トニセンが今年リリースした一連の楽曲には、このような音楽的一貫性がある。ジャニーズ作品には多彩なミュージシャンから楽曲提供を受けるケースがしばしばあるが、大抵その音楽的な方向性はさまざまで、ある特定の界隈をフィーチャーした流れができることはあまりない。しかもトニセンの場合は、単なる楽曲提供に留まらない、バンドとのコラボレーションのような制作を行っており、なおかつそれをメンバーが主体となって進めている点が非常に頼もしい。このペースでいけば1998年以来となるオリジナルアルバムにも期待してしまうわけだが、もし実現するならばとんでもないものができるのではないだろうか。現時点での3組のラインナップから連想すると、スカートやnever young beachあたりが順当だろうか。いや、まだまだ予想できない隠し球がありそうである。こうしてトニセン界隈のミュージシャンを並べていくと、そのうち日本のロックにおける1つのファミリーツリーができるのではないかと妄想してしまう。
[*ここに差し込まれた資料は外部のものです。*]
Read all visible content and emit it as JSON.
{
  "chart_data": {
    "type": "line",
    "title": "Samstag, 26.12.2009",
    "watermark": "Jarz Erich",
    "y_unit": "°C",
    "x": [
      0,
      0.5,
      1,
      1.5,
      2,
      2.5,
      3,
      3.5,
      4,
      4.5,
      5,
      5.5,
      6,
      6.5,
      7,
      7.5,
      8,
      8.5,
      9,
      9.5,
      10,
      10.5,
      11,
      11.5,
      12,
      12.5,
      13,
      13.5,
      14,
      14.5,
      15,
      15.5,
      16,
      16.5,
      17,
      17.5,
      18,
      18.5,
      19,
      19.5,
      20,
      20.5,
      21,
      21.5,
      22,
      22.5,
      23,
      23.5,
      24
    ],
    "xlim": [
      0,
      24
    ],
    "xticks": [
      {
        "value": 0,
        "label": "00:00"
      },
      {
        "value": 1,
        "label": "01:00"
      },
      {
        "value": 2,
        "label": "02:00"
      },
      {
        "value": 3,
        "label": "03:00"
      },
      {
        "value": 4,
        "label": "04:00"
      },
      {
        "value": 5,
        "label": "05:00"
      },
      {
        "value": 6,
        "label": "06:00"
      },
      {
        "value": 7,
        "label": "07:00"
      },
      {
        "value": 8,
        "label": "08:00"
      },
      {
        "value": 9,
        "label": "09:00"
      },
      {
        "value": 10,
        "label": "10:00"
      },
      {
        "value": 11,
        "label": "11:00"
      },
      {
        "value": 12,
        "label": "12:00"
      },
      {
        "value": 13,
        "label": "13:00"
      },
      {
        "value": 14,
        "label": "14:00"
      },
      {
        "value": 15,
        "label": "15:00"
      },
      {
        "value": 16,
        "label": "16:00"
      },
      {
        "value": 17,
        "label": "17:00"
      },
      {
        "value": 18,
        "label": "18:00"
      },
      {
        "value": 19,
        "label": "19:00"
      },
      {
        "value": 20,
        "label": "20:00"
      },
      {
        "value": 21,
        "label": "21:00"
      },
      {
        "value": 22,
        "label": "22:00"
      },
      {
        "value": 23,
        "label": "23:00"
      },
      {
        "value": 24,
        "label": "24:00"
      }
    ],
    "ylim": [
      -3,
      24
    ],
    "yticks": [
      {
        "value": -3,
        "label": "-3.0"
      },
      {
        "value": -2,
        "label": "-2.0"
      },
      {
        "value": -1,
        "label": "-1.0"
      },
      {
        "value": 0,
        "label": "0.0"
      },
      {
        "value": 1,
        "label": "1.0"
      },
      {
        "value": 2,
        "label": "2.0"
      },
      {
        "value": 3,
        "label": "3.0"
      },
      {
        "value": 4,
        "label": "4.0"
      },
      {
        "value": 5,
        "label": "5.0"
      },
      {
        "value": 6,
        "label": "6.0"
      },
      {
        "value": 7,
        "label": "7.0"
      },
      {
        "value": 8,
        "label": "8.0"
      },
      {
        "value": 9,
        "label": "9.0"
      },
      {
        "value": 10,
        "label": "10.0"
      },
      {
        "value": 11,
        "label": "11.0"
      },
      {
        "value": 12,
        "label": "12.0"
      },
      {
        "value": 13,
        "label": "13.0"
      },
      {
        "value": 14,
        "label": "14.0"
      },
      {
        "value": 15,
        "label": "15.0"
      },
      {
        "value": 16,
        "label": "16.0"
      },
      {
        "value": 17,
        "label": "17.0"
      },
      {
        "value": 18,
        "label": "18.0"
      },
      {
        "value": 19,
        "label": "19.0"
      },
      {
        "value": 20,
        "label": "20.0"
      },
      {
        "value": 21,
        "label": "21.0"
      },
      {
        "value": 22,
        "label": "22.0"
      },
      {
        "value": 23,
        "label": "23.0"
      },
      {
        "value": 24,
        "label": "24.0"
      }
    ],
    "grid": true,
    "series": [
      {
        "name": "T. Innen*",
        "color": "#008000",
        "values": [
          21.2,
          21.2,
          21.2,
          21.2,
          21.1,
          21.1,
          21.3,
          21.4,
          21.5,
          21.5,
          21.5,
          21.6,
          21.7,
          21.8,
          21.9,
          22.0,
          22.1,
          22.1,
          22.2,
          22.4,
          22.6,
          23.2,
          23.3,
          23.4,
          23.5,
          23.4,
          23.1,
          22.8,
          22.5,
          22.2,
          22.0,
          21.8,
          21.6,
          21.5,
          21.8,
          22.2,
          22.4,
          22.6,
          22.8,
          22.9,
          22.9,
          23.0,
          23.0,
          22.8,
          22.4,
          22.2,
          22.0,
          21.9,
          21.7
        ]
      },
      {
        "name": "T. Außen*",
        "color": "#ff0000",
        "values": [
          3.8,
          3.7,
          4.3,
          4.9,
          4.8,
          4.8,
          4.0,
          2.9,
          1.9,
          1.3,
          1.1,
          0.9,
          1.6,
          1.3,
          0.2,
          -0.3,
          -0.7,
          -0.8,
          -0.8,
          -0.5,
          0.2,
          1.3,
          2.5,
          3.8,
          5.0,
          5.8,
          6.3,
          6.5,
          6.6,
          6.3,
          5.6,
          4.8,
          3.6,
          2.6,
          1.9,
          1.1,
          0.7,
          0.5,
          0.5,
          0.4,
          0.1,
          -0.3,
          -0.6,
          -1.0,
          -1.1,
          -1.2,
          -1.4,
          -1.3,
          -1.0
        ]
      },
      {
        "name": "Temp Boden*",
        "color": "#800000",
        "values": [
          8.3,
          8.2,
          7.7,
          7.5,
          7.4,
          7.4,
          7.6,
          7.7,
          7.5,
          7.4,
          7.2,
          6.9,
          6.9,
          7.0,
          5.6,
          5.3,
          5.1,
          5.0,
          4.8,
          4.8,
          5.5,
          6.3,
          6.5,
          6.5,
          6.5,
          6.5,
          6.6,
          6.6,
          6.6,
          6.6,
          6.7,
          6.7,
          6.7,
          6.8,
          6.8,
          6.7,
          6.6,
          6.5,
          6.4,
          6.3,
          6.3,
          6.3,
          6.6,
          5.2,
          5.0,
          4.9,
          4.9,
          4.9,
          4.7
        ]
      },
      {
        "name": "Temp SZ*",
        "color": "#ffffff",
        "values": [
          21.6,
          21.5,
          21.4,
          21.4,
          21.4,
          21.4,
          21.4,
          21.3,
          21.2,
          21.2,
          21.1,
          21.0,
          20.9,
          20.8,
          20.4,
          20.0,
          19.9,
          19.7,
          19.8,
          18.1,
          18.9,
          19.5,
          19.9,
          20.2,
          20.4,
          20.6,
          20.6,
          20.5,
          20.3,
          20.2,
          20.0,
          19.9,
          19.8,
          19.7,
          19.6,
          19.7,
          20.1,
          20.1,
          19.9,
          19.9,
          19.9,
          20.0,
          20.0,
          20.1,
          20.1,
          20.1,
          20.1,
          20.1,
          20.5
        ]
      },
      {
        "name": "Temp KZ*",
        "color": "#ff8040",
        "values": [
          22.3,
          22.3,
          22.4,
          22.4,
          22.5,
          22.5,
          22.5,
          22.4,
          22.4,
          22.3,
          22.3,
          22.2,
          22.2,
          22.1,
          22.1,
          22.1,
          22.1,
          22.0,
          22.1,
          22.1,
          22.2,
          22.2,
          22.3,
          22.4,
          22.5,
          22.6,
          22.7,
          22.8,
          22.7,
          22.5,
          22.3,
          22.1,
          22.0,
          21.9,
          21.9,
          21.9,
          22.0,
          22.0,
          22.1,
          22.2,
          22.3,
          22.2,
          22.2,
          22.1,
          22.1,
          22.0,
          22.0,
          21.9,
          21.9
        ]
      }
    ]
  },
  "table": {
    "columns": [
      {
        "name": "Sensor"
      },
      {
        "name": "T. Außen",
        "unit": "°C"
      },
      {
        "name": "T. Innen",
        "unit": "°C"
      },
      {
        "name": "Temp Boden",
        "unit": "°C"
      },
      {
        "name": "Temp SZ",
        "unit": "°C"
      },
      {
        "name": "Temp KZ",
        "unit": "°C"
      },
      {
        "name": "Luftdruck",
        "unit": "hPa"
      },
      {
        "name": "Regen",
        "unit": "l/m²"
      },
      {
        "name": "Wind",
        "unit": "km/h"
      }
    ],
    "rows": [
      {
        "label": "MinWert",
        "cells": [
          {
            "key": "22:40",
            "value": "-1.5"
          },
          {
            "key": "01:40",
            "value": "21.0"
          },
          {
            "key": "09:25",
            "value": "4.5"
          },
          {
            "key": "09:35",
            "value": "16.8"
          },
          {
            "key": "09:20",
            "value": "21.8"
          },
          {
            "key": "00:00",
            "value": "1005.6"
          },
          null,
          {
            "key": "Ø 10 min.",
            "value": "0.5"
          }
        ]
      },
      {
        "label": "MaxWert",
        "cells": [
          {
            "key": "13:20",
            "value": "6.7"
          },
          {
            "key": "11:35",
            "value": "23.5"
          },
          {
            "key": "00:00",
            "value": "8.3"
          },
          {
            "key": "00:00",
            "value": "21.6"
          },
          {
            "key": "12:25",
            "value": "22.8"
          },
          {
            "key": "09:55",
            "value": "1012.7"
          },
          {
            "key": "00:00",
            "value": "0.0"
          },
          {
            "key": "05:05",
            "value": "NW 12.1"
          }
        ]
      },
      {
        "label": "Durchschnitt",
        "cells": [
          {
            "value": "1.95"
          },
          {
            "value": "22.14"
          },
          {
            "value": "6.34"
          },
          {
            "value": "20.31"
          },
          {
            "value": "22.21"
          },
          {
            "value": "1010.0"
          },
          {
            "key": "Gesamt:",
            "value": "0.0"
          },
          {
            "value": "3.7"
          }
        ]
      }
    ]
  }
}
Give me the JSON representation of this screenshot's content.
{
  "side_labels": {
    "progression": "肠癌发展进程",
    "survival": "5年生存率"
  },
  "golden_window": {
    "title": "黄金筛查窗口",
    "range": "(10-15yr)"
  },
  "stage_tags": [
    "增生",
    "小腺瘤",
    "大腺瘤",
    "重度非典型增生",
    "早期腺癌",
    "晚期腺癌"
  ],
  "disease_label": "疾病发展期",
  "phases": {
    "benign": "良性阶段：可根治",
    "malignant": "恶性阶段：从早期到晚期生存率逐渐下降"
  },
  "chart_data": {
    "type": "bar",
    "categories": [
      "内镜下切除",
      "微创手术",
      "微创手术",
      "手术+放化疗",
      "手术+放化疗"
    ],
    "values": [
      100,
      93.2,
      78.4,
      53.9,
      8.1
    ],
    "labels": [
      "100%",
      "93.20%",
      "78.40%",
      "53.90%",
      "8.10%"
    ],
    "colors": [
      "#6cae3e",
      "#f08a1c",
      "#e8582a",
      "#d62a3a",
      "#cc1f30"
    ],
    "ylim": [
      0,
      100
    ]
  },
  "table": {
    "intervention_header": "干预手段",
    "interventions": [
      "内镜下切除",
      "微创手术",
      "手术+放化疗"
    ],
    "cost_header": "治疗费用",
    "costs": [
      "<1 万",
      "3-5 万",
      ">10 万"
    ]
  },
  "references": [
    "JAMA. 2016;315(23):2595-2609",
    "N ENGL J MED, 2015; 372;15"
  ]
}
デビューから27年ともなれば固定ファンに向けたクローズドな活動になっていてもおかしくない中、グループのイメージを更新するようなフレッシュな作品をリリースしているトニセンには、まだまだ新規のリスナーを開拓できる余地がありそうである。またそんな活動を自然体で楽しんでいる彼らには大人の遊び心も感じられ、キャリアの長いグループの理想型のような境地に至っている。グループ解散から1年、間もなくリリースされる三宅健の初ソロ作品も含め、V6メンバーはまだまだ音楽で我々を楽しませてくれそうだ。